What has happened in the last few years is that specialists are located all over the place. Your CAT scan is in one town and your cancer person in another, pulmonary problems in a third, and so on. This is so you won’t have to travel to the city hospital, but it can take about as long, since not all these towns have hospitals and you have to ferret out where the doctor is once you get there.
It is for this reason that Nancy decides to drive to the village of the Elderly Specialist—as she decides to call him—on the evening before the day of her appointment. That should give her lots of time to find out where he is, so there will be no danger of her arriving all flustered or even a little late, creating a bad impression right off the bat.

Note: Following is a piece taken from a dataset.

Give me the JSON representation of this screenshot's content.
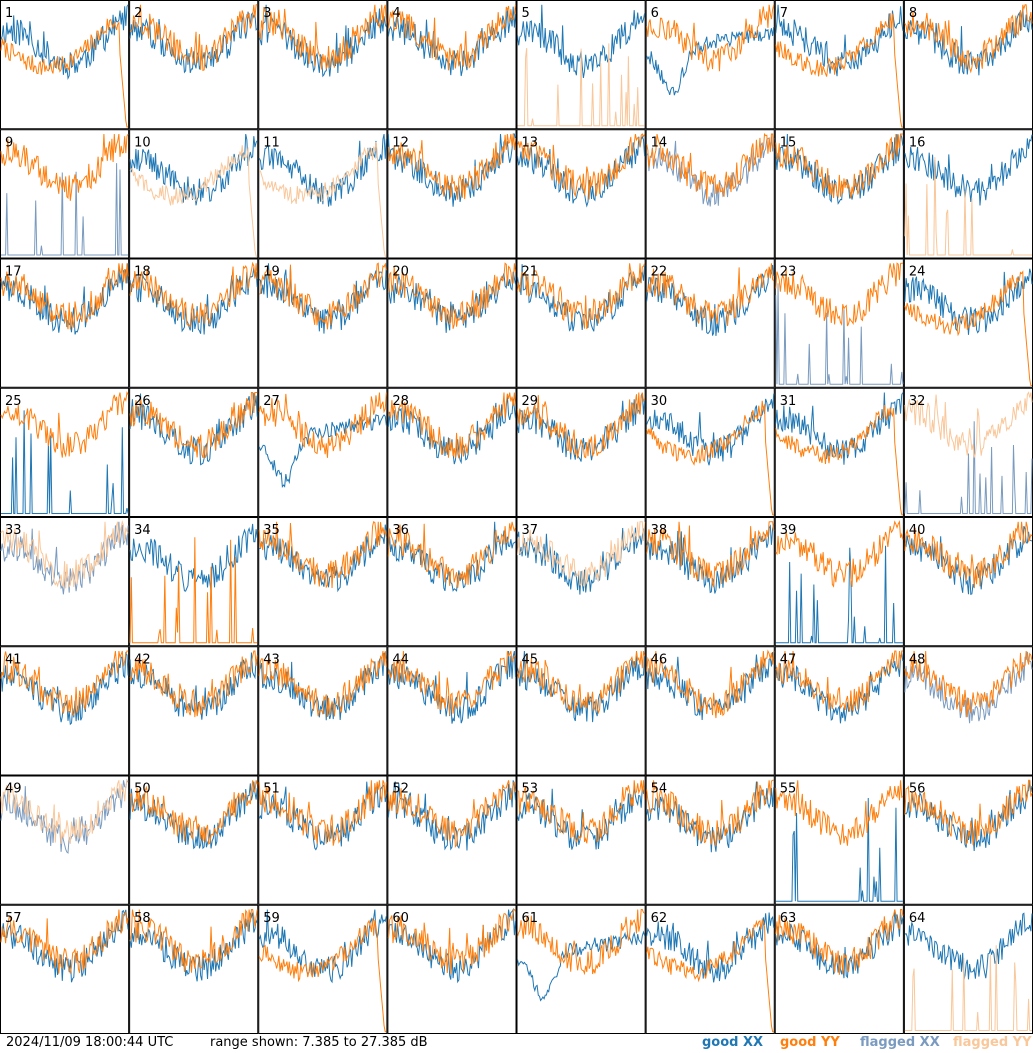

Her husband could go with her, but she knows that he wants to watch a soccer game on television. He is an economist who watches sports half the night and works on his book the other half, though he tells her to say he is retired.
She says she wants to find the place herself. The girl in the doctor’s office has given her directions to the town.
The evening is beautiful. But when she turns off the highway, driving west, she finds that the sun is just low enough to shine into her face. If she sits up quite straight, however, and lifts her chin, she can get her eyes into shadow. Also, she has good sunglasses. She can read the sign, which tells her that she has eight miles to go to the village of Highman.
Highman. So that’s what it was, no joke. Population 1,553.
Why do they bother to put the 3 on?
Every soul counts.
She has a habit of checking out small places just for fun, to see if she could live there. This one seems to fill the bill. A decent-sized market, where you could get fairly fresh vegetables, though they would probably not be from the fields round about, okay coffee. Then a Laundromat, and a pharmacy, which could fill your prescriptions even if they didn’t stock the better class of magazines.